Ludlow, John D.D., LL.D., a (Dutch) Reformed minister, was born at Acquackanonck, now Passaic, N.J., December 13, 1793; graduated at Union College, 1814, and at the Theological Seminary, New Brunswicik, N.J., 1817. His first settlement was in the First Reformed (Dutch) Church of New Brunswick, 1817; in 1819 he was elected professor in the theological seminary at that place; in 1823 he became pastor of the First Reformed (Dutch) Church in Albany, where he sustained himself with great power as a preacher, pastor, and public man.

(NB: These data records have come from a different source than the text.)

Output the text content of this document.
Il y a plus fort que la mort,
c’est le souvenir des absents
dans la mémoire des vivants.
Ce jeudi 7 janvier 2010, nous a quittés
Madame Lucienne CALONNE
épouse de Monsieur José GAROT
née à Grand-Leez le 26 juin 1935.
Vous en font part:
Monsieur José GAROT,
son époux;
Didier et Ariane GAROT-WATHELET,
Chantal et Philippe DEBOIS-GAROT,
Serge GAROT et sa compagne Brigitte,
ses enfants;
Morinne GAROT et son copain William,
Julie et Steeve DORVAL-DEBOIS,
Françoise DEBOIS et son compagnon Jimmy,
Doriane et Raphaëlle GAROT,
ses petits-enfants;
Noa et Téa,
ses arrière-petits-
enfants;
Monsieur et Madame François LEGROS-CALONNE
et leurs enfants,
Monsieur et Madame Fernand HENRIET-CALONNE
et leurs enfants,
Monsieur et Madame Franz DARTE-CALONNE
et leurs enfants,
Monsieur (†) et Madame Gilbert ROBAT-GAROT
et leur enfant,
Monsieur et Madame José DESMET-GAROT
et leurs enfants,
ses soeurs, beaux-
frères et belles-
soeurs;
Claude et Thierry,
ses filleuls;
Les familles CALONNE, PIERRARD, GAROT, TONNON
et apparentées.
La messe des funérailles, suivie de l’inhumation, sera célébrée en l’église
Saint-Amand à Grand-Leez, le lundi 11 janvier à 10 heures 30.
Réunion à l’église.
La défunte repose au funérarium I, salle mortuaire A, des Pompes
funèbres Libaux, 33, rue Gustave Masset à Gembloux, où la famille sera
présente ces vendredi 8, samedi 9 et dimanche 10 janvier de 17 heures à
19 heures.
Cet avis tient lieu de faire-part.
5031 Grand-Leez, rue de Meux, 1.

In 1834 he was made provost of the University of Pennsylvania, and retained that position with distinguished ability until 1852, when he returned to New Brunswick as professor of ecclesiastical history and Church government in the theological seminary, and also as professor of mental philosophy in Rutgers College. He died in 1857, in the full assurance of hope and of faith. In every respect Dr. Ludlow was "a mighty man," physically, mentally, spiritually; as a theologian, a preacher, and a leader of men. He was full of power. His intellect was like his bodily frame, massive, compact, and vigorous. His will and his emotional nature were equally strong. His spirit and labors in the pulpit, in the professor's chair, at the head of the university, and in public bodies, were always direct, well ordered, and indomitable. "He adorned every relation that he sustained, and was one of the very finest specimens of intellectual and moral nobility." — Sprague, Annals; Memorial Sermons by Drs. George W. Bethune, Isaac Ferris, and W.J.R. Taylor; Corwin, Manual of the Reformed Church; N.Y. Observer (1866); American College Presidents, 43. (W.J.R.T.)